I guess I gave quite enough start stuff to go further. Logically we need to determine the status of those things with what we're operating our logical inference. So, in the topic example:
(p=p)v(p=/=p)
if we use a defined previously language simple or 0-ranged PL, then "p" is the name of a proposition, "v" is a name of operation of disjunction; "=" - means "__ equals to__", and "=/=" means "__ doesn't equal to___". (Brackets are for punctuations.) The formulation is correct, and it can have two different answers as which it bases on two logical valence or binary analogy. (We could use something else, though; any 0.5 or another values are possible to be reflected here.)
Must note: that when we have more, than one name of proposition (here, it is "p") each time we meet it - each time we put just the same one there - however, we're speculating about - identification! - that means our actions of putting the same value confirms (!) that we've already accepted the law of identifiction! And that's why it doesn't seem very well to deal with it with the PL logic in that way...
So, if "p" bears value of 1, then each "p" bears the same; and the opposition of "p" bears the opposite value to "1". Having different values for "__ equals to__" means that "=" we can invert, or we need to say - each time we're dealing with the opposition on the both sides of the equation/equivalence - that this function requires us to infer "0" value. And if A's and B's values correspond, then we write "1" in this function, i.e. inferencing "1" from it.

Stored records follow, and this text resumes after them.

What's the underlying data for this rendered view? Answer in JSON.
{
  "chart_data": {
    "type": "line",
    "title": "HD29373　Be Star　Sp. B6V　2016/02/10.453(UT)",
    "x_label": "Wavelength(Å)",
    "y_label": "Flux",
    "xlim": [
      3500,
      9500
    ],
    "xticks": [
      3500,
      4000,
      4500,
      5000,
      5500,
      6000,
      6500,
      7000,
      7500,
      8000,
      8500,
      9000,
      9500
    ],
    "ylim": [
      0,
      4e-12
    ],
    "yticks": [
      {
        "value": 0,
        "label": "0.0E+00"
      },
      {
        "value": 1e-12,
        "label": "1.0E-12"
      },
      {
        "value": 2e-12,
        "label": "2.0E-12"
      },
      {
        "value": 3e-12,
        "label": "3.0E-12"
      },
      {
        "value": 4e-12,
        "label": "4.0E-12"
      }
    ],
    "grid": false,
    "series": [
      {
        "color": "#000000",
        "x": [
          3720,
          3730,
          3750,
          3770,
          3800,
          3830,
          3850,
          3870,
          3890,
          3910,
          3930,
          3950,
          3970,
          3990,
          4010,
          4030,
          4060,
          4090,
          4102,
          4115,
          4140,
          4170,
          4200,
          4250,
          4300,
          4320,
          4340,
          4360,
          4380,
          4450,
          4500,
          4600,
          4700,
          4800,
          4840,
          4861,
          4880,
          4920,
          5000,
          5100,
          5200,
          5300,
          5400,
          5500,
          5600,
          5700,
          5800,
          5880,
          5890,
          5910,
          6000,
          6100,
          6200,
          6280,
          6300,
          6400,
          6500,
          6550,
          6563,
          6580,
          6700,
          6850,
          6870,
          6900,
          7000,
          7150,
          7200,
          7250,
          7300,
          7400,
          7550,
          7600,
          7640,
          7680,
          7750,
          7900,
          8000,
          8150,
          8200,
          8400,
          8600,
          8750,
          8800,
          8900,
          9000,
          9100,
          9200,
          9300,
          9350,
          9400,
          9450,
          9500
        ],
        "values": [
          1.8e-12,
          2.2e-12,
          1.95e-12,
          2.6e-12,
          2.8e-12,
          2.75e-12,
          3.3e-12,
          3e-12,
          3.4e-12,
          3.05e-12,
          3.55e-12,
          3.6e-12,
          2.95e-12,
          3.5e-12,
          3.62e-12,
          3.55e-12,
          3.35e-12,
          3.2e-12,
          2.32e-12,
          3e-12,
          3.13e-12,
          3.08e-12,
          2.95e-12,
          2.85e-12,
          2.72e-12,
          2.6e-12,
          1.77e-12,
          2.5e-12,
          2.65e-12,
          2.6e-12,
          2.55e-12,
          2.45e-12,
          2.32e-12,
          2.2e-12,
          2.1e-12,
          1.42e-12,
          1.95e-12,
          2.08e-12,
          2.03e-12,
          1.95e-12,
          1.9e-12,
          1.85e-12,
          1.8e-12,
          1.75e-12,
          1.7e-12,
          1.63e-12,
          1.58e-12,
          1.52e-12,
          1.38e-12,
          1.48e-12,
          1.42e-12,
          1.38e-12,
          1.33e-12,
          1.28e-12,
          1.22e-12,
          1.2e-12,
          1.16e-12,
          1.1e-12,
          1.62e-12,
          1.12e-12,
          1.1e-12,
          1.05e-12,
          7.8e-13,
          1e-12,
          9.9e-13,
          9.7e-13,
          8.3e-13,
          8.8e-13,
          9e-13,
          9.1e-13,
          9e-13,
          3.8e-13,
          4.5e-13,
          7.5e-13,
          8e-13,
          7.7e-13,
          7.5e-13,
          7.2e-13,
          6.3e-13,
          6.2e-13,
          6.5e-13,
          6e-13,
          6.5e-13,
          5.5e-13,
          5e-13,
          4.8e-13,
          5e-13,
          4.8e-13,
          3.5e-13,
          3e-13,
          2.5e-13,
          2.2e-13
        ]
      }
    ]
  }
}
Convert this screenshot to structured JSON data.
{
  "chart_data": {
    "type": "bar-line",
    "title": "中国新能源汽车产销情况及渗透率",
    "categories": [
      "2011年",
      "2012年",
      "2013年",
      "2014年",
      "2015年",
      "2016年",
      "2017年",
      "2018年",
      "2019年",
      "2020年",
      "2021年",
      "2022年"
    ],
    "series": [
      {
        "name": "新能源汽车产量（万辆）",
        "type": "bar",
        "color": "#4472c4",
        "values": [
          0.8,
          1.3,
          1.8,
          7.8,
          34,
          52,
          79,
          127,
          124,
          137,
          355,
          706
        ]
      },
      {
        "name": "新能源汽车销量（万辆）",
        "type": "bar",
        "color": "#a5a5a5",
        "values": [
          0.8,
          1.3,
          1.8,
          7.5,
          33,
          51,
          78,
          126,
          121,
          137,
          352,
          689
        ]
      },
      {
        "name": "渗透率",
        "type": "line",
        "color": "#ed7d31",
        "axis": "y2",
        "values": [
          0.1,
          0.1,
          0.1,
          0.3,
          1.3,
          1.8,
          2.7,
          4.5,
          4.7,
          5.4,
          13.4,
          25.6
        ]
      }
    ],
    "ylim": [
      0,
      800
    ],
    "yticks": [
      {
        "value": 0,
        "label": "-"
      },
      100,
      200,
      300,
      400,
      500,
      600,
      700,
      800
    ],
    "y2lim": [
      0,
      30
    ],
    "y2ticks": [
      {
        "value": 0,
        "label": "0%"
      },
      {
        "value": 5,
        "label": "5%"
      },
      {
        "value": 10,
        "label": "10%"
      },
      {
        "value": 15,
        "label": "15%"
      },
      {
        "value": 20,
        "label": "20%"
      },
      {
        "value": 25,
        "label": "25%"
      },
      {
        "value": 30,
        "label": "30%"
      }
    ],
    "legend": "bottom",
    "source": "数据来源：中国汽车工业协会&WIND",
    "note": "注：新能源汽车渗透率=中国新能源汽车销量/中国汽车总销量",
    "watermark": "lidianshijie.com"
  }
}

Interpretation of "1" and "0" as "true" and "false" in logic, including PL, is absolutely freedom. There is no need to be so strictly here. However, trying to walk through it semantically we must need some more axioms or others definitions (language definitions etc). I think there's no need to do it now, till we haven't finished the previous section.
So, the very first barrier is: a) we're talking about identification during the process in which the tool has already done it (or performs it); b) the value of inference (or the result) are what goes beyond, or might be irrelevant to what are we're looking for. (This (b) isn't so good determined, I guess it requires some more understanding, but for now it is ok. Here we should use some "symmetry/non-symmetry" explanations, because having freedom in values we can just see that those values are both symmetrical to each other or kinda.)